Le 17 mars, la police brésilienne a découvert que de gros exportateurs de viande avaient corrompu des inspecteurs pour certifier de la viande avariée comme étant propre à la consommation. Pablo Sanhueza/Reuters
Le Brésil, secoué par un scandale de viande avariée, a lancé un appel hier à l'OMC (Organisation mondiale du commerce) pour que les pays membres de cette organisation n'imposent pas de restrictions sur ses viandes, a indiqué une source proche de l'institution basée à Genève.

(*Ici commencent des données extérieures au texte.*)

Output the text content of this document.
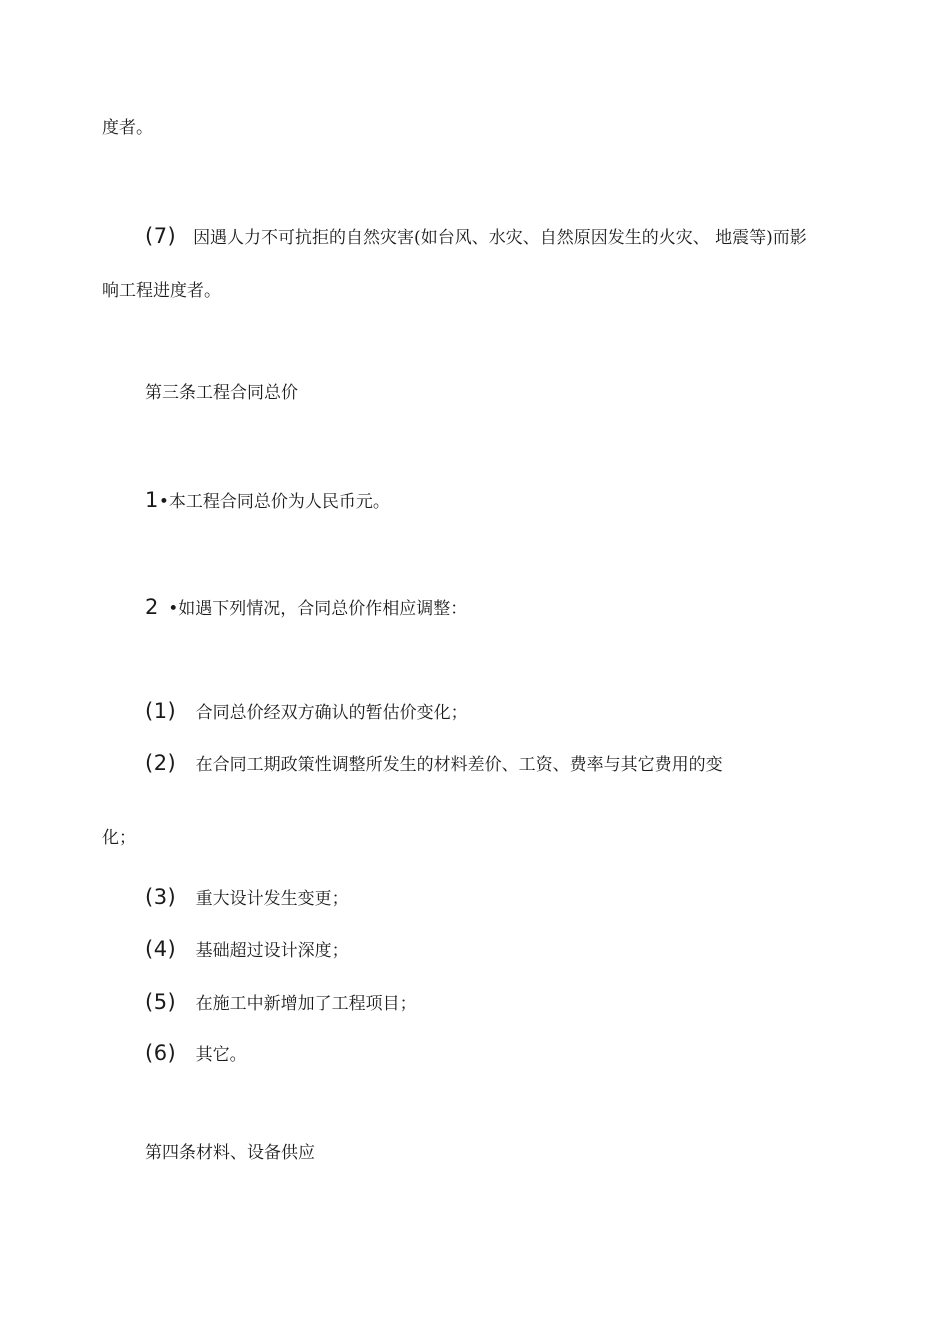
度者。
(7) 因遇人力不可抗拒的自然灾害(如台风、水灾、自然原因发生的火灾、 地震等)而影
响工程进度者。
第三条工程合同总价
1•本工程合同总价为人民币元。
2 •如遇下列情况，合同总价作相应调整：
(1) 合同总价经双方确认的暂估价变化；
(2) 在合同工期政策性调整所发生的材料差价、工资、费率与其它费用的变
化；
(3) 重大设计发生变更；
(4) 基础超过设计深度；
(5) 在施工中新增加了工程项目；
(6) 其它。
第四条材料、设备供应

L'appel a été lancé lors d'une réunion du comité des mesures sanitaires et phytosanitaires de l'OMC. À cette occasion, le Brésil a distribué un communiqué faisant le point sur l'enquête en cours et les mesures prises par les autorités. « Le Brésil espère que les pays membres de l'OMC vont prendre en considération toute l'information » donnée sur ce dossier devant le comité, information qui sera « mise à jour si besoin ».

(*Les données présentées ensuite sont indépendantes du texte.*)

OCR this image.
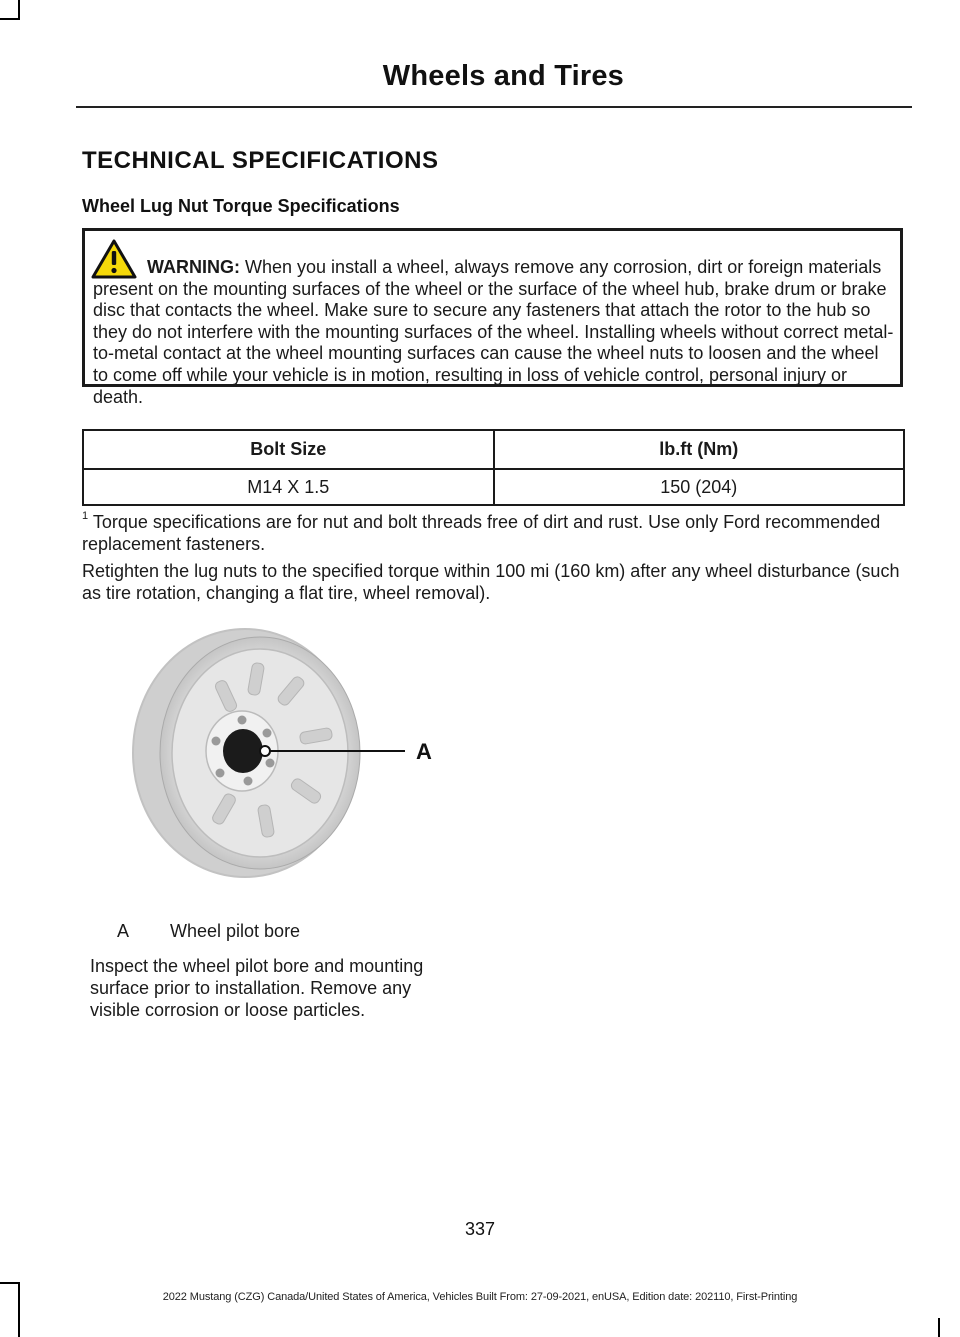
Wheels and Tires
TECHNICAL SPECIFICATIONS
Wheel Lug Nut Torque Specifications
WARNING: When you install a wheel, always remove any corrosion, dirt or foreign materials present on the mounting surfaces of the wheel or the surface of the wheel hub, brake drum or brake disc that contacts the wheel. Make sure to secure any fasteners that attach the rotor to the hub so they do not interfere with the mounting surfaces of the wheel. Installing wheels without correct metal-to-metal contact at the wheel mounting surfaces can cause the wheel nuts to loosen and the wheel to come off while your vehicle is in motion, resulting in loss of vehicle control, personal injury or death.
Bolt Size	lb.ft (Nm)
M14 X 1.5	150 (204)
$^1$ Torque specifications are for nut and bolt threads free of dirt and rust. Use only Ford recommended replacement fasteners.
Retighten the lug nuts to the specified torque within 100 mi (160 km) after any wheel disturbance (such as tire rotation, changing a flat tire, wheel removal).
A
A Wheel pilot bore
Inspect the wheel pilot bore and mounting surface prior to installation. Remove any visible corrosion or loose particles.
337
2022 Mustang (CZG) Canada/United States of America, Vehicles Built From: 27-09-2021, enUSA, Edition date: 202110, First-Printing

Le Brésil, qui estime avoir fait preuve de « transparence et de coopération », ajoute qu'il « espère que les pays membres de l'OMC ne vont pas recourir à des mesures qui constitueraient des restrictions arbitraires et seraient contraires aux règles de l'OMC ».
L'affaire a éclaté le 17 mars quand la police brésilienne a découvert que de gros exportateurs de viande avaient corrompu des inspecteurs des services d'hygiène pour certifier de la viande avariée comme étant propre à la consommation.
Suspension des importations
Suite à l'éclatement de ce scandale, la Chine, deuxième acheteur de viande bovine et de poulet, ainsi que l'UE et le Chili avaient suspendu les importations de viande brésilienne. Et la liste des pays ayant fermé leurs portes à la viande du Brésil continuait de s'allonger mardi : après Hong Kong, un marché crucial, le Mexique et le Japon ont suspendu leurs importations.
La Corée du Sud a néanmoins décidé mardi de lever la suspension de distribution de volailles déjà importées, après avoir obtenu des autorités brésiliennes la confirmation qu'aucune viande avariée n'était entrée dans le pays.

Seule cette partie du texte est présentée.